Fig. 3 Chondrite normalised plot of selected peridotitic garnet inclusions in diamond from Yakutia and Slave D027.
 
 
 
 
 
 
 
 
 
 
 
 
 
 
 
 
 
 
 

Fig.4 Chondrite normalised plot of selected peridotitic garnet in concentrate from Newlands kimberlite.

The depleted nature of the diamond inclusion garnets is apparent in chondrite normalised plots (Fig. 3). HREE in many of the garnets, including both harzburgitic and lherzolitic ones, are strongly depleted in HREE and enriched in MREE giving rise to sinuous REE patterns, with convex up LREE to MREE and concave up MREE to HREE. The point of inflection is at Sm/Eu in the most depleted garnets and shifts to Gd/Dy as the concentration of HREE increases in less depleted garnets. The distinctive REE pattern for the diamond inclusion garnets is also developed in some sub-calcic garnets in the concentrates, particularly those with trace element signatures indicating ultradepletion. Lherzolitic garnets have more typical convex-up patterns, with nearly flat REE patterns from Dy to Lu (Fig. 4).
 


Fig 5. Sc/Y (N) vs Nd/Y (N)) for diamond inclusion garnets.
Fig 6. Sc/Y (N) vs Nd/Y (N)) for Cr-pyrope garnet in concentrate from kimberlite pipes. The field defined by peridotitic garnet inclusions in diamond is drawn from Fig. 5.

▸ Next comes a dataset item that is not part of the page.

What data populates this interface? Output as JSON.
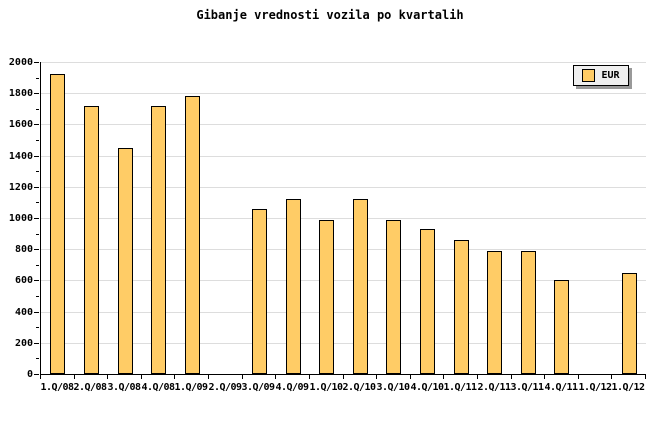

The significance of the range in the shapes of these patterns is evident in the plots of Nd/Y(N) versus Sc/Y (N) (Fig. 5 and Fig. 6). The Nd/Y ratio clearly distinguishes garnets with the sinuous REE pattern (Nd/Y >>1) from those with more typical LREE depleted patterns (Nd/Y <<1). Sc contents in Cr-pyrope garnet fall within a very restricted range (100-150 ppm) and because Sc appears to be preferentially accommodated into garnet during depletion, Sc/Y provides a measure of the depletion of HREE. Values of Sc/Y >>1 are indicative of the depleted compositions, whereas Sc/Y ~1 are obtained from undepleted lherzolitic garnets. The quadrant defined by Nd/Y >1 and Sc/Y >1 contains all of the diamond inclusion garnets and a significant number of garnets from the diamondiferous pipes. This plot and a plot of Zr/Y (N) versus Sc/Y (N) (not shown here) provide examples of the simple discrimination tests using the expanded trace element suite to estimate the diamond potential of a pipe. Diamondiferous pipes such as Sytykanskaya, Liqhobong, Newlands and Slave have up to 70% of the Cr-pyrope garnets plotting in the field defined by the diamond inclusions. In the low-grade Leicester pipe the proportion of concentrate diamonds in the diamond inclusion field is < 50%, and in the barren Uintjiesberg pipe the proportion is nil.

References

Griffin, W.L. and Ryan, C.G., 1995. J. Geochem. Explor., 53, 311-337.

Griffin, W.L., Gurney, J.J. and Ryan, C.G., 1992. Contrib. Mineral. Petrol., 110, 1-15.

Griffin, W.L., Sobolev, N.V., Ryan, C.G., Pokhilenko, N.P., Win, T.T. and Yefimov, Y., 1993. Lithos, 29, 235-256

Norman, M.D., Pearson, N.J., Sharma, A. and Griffin, W.L., 1996. Geostandards Newsletter, 20, 247-261.

Shimizu, N. and Richardson, S., 1987. Geochim. Cosmochim. Acta, 51, 755-758.

Shimizu, N. and Sobolev, N.V., 1995. Nature, 375, 394-397.